I had lunch today with a friend because he’s beginning to take on new responsibilities at work and was looking for some perspective. Sort of the “one thing to focus on” or “best tip you’ve heard”. We talked about a spectrum of topics, and it wasn’t until I returned to my desk that it struck me that KLR’s wedding advice was probably the best tidbit for anyone coming into a change of title. 

Now, I’m all for going “above and beyond” – both at work and to make Husband happy. I’m glad to do those little things that make a difference. But there’s something to be said for knowing when to give it full-throttle vs. having to live full throttle. Very few teams can full-court press for an entire game, let alone can a player do it solo. 
Something in our culture is robbing us from the enjoyment of a strong, simple pace. Doing good, reliable work on a consistent basis. We’re encouraged to sprint the entire race, even if we’re participating in a marathon (let’s see… can I fit another sports analogy into this post?). We have to be superstars in every facet of life, satisfied with nothing but the absolute best. Always.  

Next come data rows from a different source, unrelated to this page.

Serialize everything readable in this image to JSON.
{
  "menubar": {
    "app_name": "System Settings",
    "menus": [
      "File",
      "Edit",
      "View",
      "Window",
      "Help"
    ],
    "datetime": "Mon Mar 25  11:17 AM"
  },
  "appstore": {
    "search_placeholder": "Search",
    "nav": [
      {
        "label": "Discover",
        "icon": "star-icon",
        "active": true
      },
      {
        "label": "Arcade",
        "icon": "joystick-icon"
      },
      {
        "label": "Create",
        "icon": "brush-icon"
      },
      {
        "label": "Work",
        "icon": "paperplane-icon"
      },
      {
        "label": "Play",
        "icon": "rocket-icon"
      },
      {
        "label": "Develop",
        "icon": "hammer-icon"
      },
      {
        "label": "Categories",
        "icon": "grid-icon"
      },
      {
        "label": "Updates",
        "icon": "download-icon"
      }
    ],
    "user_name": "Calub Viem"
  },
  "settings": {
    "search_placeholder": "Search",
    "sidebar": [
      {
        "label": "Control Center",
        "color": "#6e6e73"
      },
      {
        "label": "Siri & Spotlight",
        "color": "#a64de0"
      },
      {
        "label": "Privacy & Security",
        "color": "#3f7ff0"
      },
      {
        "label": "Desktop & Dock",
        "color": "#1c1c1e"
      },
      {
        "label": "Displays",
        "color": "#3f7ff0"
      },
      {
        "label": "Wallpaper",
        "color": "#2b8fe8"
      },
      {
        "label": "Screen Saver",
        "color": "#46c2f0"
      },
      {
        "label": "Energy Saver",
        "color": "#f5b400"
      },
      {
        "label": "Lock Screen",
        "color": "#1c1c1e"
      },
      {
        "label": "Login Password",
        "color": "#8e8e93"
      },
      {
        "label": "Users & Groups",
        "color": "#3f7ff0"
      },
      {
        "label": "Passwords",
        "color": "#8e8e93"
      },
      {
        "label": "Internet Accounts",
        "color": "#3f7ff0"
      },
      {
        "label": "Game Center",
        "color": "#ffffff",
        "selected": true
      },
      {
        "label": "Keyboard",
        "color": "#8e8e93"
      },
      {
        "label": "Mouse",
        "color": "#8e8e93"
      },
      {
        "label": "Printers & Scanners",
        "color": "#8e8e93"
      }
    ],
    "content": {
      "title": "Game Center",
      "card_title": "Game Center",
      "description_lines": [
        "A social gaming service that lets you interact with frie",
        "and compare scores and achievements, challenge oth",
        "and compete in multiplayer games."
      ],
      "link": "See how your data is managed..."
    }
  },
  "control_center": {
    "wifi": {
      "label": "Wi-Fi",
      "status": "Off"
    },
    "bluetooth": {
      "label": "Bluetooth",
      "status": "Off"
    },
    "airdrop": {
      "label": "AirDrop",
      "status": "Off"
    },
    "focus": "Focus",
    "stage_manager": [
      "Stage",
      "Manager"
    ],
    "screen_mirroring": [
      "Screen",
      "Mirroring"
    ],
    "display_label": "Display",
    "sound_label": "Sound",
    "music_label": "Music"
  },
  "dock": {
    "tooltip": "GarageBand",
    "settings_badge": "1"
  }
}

Even the word mediocrity holds a negative undertone. I half-joke when I use it with friends at work because  the point isn’t how little work can I get away with? but rather, what pace and expectation do I want to set? I think we can do a superb job living up to the expectations and requirements of our roles of employee, wife, mother, sister, daughter and friend when the goal isn’t perfection but consistency. I think those who depend on us, deep down don’t expect perfection but our own obsession with it keeps us from appreciating the honest efforts and the steady results. 
I’d much rather have a simple meal from the grill 6 nights a week than a gourmet production once a month (look! Food, not sports this time!). So, perhaps we ought to start giving ourselves the freedom to sit down and enjoy the fruits of our  simple, consistent, albeit imperfect at times, efforts.